The following problem was motivated by the calculation of the dimension of a particular finite dimensional algebra. Fix a positive integer $n$, and consider an $n \times n$ grid of squares. In the outer layer of squares, place a $1$ in each square; in the second-to-outer layer place a $2$ in each square; and so on. For example, when $n=5$ the grid of squares looks like:
1 1 1 1 1
1 2 2 2 1
1 2 3 2 1
1 2 2 2 1
1 1 1 1 1
It is not difficult to show that the sum of the elements in such a square is given by $\binom{n+2}{3}$. However, the presence of a binomial coefficient leads me to wonder if there is a combinatorial reason/proof for this fact, or at least a method which doesn't resort to simply summing the elements.

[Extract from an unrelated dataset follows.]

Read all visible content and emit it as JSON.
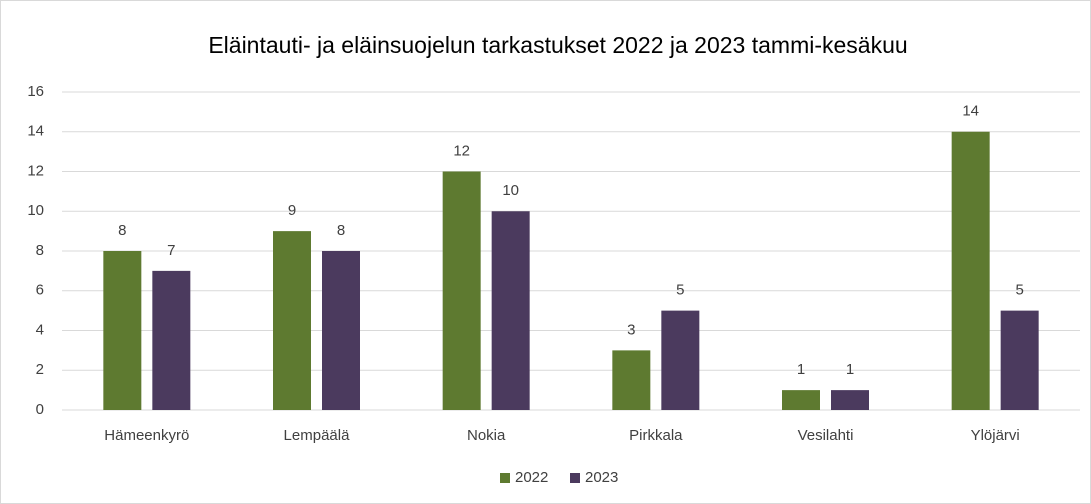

Let the number in cell counts the # of bricks stacked on that cell. Assume $n$ is odd. Then the lowest layer has $n^2$ bricks, the second lowest layer has $(n-2)^2$ bricks, $\cdots$, and the highest layer has $1$ brick. Therefore, the total number of bricks, or say, the sum of all numbers, is $$ 1^2 + 3^2 + \cdots + (n-2)^2 + n^2 = {n + 2\choose 3} $$ The case for even $n$ is similar.